= Tjurabalan =

Nomadic desert tribe in Western Australia

The Tjurabalan (Jura-palan) is a nomadic desert tribe from the edge of the Tanami Desert near Sturt Creek and The Paraku Lake system, Lake Gregory in the Kimberley region of Western Australia.

==Language==
The language jurisdictions governing much of Tjurabalan territory are provided by Djaru and Walmajarri.

==Country==
The Tjurabalan dwell in the Tanami Desert, in proximity to the Ngurrara, and encompasses the communities of Ringer Soak (Kundat Djaru), Billiluna, Mulan and Balgo. The Coyote Gold Mine is also located within the native title of the Tjurabalan people.

==History==
The explorers David Carnegie and Alfred Canning crossed their region, both being in the habit of capturing aboriginals and coercing them into revealing where fresh water springs might be found. Carnegie denied them water until their thirst made them collaborate. Canning had chains and neck padlocks manufactured which he applied to kidnapped Tjurabalan people in order to force them to guide his party to water.

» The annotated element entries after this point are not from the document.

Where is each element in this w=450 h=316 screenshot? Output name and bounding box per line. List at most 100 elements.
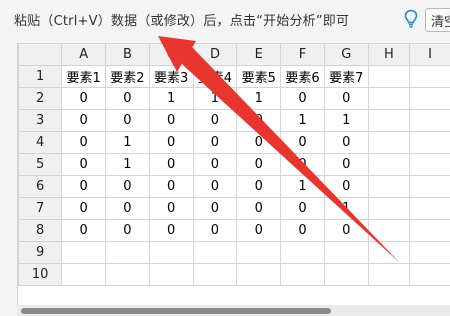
grid-cell[interactable]: 要素4 — [192, 65, 238, 88]
grid-cell[interactable]: 0 — [105, 197, 150, 220]
row-header[interactable]: 3 — [17, 109, 63, 132]
grid-cell[interactable] — [323, 263, 369, 286]
grid-cell[interactable]: 0 — [236, 175, 282, 198]
row-header[interactable]: 1 — [17, 65, 63, 88]
grid-cell[interactable]: 0 — [236, 109, 282, 132]
grid-cell[interactable] — [409, 263, 450, 286]
grid-cell[interactable] — [367, 263, 411, 286]
grid-cell[interactable]: 0 — [192, 219, 238, 242]
grid-cell[interactable]: 0 — [105, 109, 150, 132]
grid-cell[interactable] — [192, 241, 238, 264]
grid-cell[interactable]: 1 — [148, 87, 194, 110]
grid-cell[interactable] — [409, 153, 450, 176]
row-header[interactable]: 6 — [17, 175, 63, 198]
grid-cell[interactable]: 0 — [280, 87, 325, 110]
grid-cell[interactable]: 0 — [105, 87, 150, 110]
column-header-b[interactable]: B — [105, 43, 150, 66]
grid-cell[interactable]: 0 — [61, 175, 107, 198]
grid-cell[interactable]: 0 — [323, 131, 369, 154]
grid-cell[interactable]: 要素7 — [323, 65, 369, 88]
grid-cell[interactable]: 0 — [192, 175, 238, 198]
grid-cell[interactable]: 0 — [323, 153, 369, 176]
grid-cell[interactable] — [409, 87, 450, 110]
row-header[interactable]: 4 — [17, 131, 63, 154]
grid-cell[interactable] — [367, 153, 411, 176]
lightbulb-icon[interactable] — [404, 9, 418, 29]
grid-cell[interactable] — [367, 197, 411, 220]
grid-cell[interactable]: 1 — [323, 197, 369, 220]
grid-cell[interactable]: 0 — [280, 131, 325, 154]
grid-cell[interactable]: 0 — [192, 197, 238, 220]
grid-cell[interactable] — [409, 109, 450, 132]
grid-cell[interactable]: 1 — [192, 87, 238, 110]
row-header[interactable]: 10 — [17, 263, 63, 286]
grid-cell[interactable]: 1 — [280, 109, 325, 132]
grid-cell[interactable]: 1 — [105, 153, 150, 176]
grid-cell[interactable] — [236, 263, 282, 286]
grid-cell[interactable] — [280, 263, 325, 286]
grid-cell[interactable] — [105, 263, 150, 286]
grid-cell[interactable]: 0 — [236, 197, 282, 220]
grid-cell[interactable]: 要素1 — [61, 65, 107, 88]
grid-cell[interactable]: 要素6 — [280, 65, 325, 88]
corner-cell[interactable] — [17, 43, 63, 66]
grid-cell[interactable] — [409, 131, 450, 154]
column-header-d[interactable]: D — [192, 43, 238, 66]
grid-cell[interactable]: 0 — [323, 87, 369, 110]
grid-cell[interactable]: 1 — [236, 87, 282, 110]
grid-cell[interactable] — [409, 175, 450, 198]
grid-cell[interactable]: 0 — [236, 153, 282, 176]
grid-cell[interactable]: 0 — [61, 153, 107, 176]
grid-cell[interactable]: 0 — [61, 131, 107, 154]
grid-cell[interactable] — [61, 263, 107, 286]
grid-cell[interactable] — [409, 197, 450, 220]
column-header-a[interactable]: A — [61, 43, 107, 66]
grid-cell[interactable] — [367, 65, 411, 88]
grid-cell[interactable] — [61, 241, 107, 264]
horizontal-scrollbar[interactable] — [17, 305, 450, 316]
grid-cell[interactable]: 0 — [61, 219, 107, 242]
grid-cell[interactable]: 要素5 — [236, 65, 282, 88]
grid-cell[interactable]: 0 — [236, 131, 282, 154]
column-header-h[interactable]: H — [367, 43, 411, 66]
row-header[interactable]: 5 — [17, 153, 63, 176]
grid-cell[interactable]: 0 — [323, 175, 369, 198]
grid-cell[interactable] — [367, 175, 411, 198]
row-header[interactable]: 7 — [17, 197, 63, 220]
column-header-e[interactable]: E — [236, 43, 282, 66]
grid-cell[interactable]: 0 — [105, 219, 150, 242]
grid-cell[interactable] — [367, 219, 411, 242]
grid-cell[interactable]: 0 — [236, 219, 282, 242]
grid-cell[interactable]: 要素3 — [148, 65, 194, 88]
grid-cell[interactable]: 0 — [105, 175, 150, 198]
grid-cell[interactable] — [280, 241, 325, 264]
column-header-c[interactable]: C — [148, 43, 194, 66]
column-header-f[interactable]: F — [280, 43, 325, 66]
grid-cell[interactable] — [367, 241, 411, 264]
grid-cell[interactable]: 0 — [61, 109, 107, 132]
grid-cell[interactable]: 0 — [148, 197, 194, 220]
grid-cell[interactable] — [105, 241, 150, 264]
grid-cell[interactable]: 1 — [280, 175, 325, 198]
grid-cell[interactable]: 0 — [61, 197, 107, 220]
grid-cell[interactable] — [409, 219, 450, 242]
grid-cell[interactable] — [367, 131, 411, 154]
grid-cell[interactable]: 0 — [148, 109, 194, 132]
grid-cell[interactable]: 0 — [61, 87, 107, 110]
column-header-g[interactable]: G — [323, 43, 369, 66]
grid-cell[interactable]: 0 — [148, 219, 194, 242]
grid-cell[interactable] — [409, 65, 450, 88]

Oral tradition of a massacre of the local Tjurabalan people by white settlers was corroborated by forensic archaeological investigations in 2017.

The Tjurabalan did not have much contact with whites until the 1950s since no extensive development projects had been envisaged for their area down to that time.

==Native title==
In Ngalpil vs. Western Australia (2001) the Tjurabalan won recognition of their native title rights to 26,000 km2 of their traditional lands.